- Born: April 20, 1970 (age 56) Long Island, New York City
- Spouse: Jackie Correale
- Children: 1

Comedy career
- Medium: Stand-up, Writing
- Website: PeteCorreale.com

= Pete Correale =

American actor

Peter Correale (born April 20, 1970, in Oakdale, New York) is an American actor, stand up comedian, and writer. He currently co-hosts The Sebastian Maniscalco Show podcast (previously known as The Pete and Sebastian Show) with fellow comedian Sebastian Maniscalco that airs weekly on SiriusXM channel 99. In addition, he was a writer and occasional performer on the CBS sitcom Kevin Can Wait.

== Early life and education ==
Pete Correale was born and raised on Long Island, New York. He graduated from SUNY Fredonia in 1992 with a degree in communication, and also played on the school basketball team. During this time, he took a drama class that inspired him to pursue a career in show business.

== Career ==
After graduating, Correale moved to New York City to perform improvisation comedy and did part-time acting. He debuted as a stand up comic at the age of 24. He exchanged stage time for cooking burgers and mopping floors at many of the clubs he worked in. He released his first comedy CD, Give It a Rest, in 2013. In addition, he served as a co-host of the former Bruer Unleashed Show on SiriusXM.

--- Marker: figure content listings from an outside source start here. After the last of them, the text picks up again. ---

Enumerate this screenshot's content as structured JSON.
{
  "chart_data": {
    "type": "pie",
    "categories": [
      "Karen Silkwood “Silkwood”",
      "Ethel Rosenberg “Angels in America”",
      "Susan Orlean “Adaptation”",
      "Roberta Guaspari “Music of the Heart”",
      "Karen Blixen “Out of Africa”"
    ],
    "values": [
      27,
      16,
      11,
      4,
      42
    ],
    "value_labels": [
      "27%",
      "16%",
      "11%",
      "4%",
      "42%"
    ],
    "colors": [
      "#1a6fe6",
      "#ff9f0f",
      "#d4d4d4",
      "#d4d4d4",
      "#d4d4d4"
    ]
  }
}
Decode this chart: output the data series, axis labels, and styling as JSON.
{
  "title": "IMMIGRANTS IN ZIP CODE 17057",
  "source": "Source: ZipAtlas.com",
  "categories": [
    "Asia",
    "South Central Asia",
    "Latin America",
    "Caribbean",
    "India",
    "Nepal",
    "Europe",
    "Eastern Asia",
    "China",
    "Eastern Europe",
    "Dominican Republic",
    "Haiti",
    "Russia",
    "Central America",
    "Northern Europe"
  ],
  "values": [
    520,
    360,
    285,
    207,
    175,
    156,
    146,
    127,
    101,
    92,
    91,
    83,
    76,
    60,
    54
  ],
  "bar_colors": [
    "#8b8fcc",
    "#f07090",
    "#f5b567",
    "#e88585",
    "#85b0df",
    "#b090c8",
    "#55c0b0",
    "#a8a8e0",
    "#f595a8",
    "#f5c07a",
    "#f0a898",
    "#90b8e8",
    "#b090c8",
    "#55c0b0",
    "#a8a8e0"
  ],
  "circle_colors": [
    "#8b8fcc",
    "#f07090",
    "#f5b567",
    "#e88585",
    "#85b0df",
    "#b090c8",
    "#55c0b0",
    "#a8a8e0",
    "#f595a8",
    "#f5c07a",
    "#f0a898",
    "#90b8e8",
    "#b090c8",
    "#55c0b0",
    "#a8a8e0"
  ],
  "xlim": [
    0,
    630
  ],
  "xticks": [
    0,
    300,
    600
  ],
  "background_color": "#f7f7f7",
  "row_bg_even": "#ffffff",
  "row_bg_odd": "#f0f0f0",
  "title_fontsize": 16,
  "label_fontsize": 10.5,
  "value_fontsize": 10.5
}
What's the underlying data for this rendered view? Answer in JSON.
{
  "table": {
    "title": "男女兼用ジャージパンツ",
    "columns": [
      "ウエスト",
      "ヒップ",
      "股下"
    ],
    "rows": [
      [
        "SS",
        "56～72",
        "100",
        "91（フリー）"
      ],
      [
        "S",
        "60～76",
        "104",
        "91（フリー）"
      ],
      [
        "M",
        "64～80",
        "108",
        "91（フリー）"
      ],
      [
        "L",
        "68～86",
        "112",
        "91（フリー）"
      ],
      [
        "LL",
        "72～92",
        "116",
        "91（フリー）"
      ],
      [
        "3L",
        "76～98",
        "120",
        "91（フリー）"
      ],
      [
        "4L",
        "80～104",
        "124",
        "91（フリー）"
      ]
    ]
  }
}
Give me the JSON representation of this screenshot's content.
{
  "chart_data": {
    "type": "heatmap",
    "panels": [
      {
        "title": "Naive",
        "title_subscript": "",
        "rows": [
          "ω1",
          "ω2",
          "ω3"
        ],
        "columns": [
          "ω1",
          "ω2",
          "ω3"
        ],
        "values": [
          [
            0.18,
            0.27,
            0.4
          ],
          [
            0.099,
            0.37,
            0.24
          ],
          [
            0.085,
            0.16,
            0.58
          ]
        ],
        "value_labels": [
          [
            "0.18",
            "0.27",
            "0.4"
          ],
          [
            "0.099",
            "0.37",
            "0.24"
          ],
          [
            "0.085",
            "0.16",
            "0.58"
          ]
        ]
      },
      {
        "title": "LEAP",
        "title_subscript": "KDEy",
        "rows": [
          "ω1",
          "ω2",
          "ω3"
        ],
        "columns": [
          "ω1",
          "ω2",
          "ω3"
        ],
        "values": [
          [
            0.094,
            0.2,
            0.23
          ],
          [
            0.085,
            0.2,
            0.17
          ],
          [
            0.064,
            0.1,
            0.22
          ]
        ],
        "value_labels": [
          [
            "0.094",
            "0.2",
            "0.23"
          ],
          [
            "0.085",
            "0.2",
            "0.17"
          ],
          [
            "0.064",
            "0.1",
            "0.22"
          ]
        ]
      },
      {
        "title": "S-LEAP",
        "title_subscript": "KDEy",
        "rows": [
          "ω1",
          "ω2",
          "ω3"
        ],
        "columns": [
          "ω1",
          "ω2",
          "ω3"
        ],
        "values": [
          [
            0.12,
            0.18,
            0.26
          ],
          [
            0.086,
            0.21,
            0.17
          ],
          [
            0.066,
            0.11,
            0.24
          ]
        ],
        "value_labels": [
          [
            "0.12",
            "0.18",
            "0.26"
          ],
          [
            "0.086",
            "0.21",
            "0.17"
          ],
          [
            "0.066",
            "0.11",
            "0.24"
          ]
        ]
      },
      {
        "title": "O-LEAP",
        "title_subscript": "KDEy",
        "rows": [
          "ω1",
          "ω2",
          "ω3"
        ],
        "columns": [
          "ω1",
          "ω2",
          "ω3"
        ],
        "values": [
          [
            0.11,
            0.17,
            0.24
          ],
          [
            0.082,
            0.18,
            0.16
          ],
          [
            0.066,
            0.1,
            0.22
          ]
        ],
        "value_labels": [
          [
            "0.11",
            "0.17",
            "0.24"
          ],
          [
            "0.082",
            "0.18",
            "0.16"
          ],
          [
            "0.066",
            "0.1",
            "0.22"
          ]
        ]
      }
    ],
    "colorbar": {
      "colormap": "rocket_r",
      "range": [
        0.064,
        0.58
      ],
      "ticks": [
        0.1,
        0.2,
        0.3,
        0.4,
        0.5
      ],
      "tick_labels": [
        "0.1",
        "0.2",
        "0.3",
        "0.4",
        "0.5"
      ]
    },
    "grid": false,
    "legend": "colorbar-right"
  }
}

As a comedian, Correale has worked with Dave Chappelle, Jay Mohr, Jeffrey Ross, and most recently toured with Brian Regan.

=== Specials ===
- The Things We Do for Love (2009)
- Give it a Rest (2013)
- Let Me Tell Ya (2015)
- For Pete’s Sake (2020)
- Good Hanging (2026)

== Personal life ==
Correale lives in Pittsford, New York with his wife, Jackie, and their daughter, Sadie.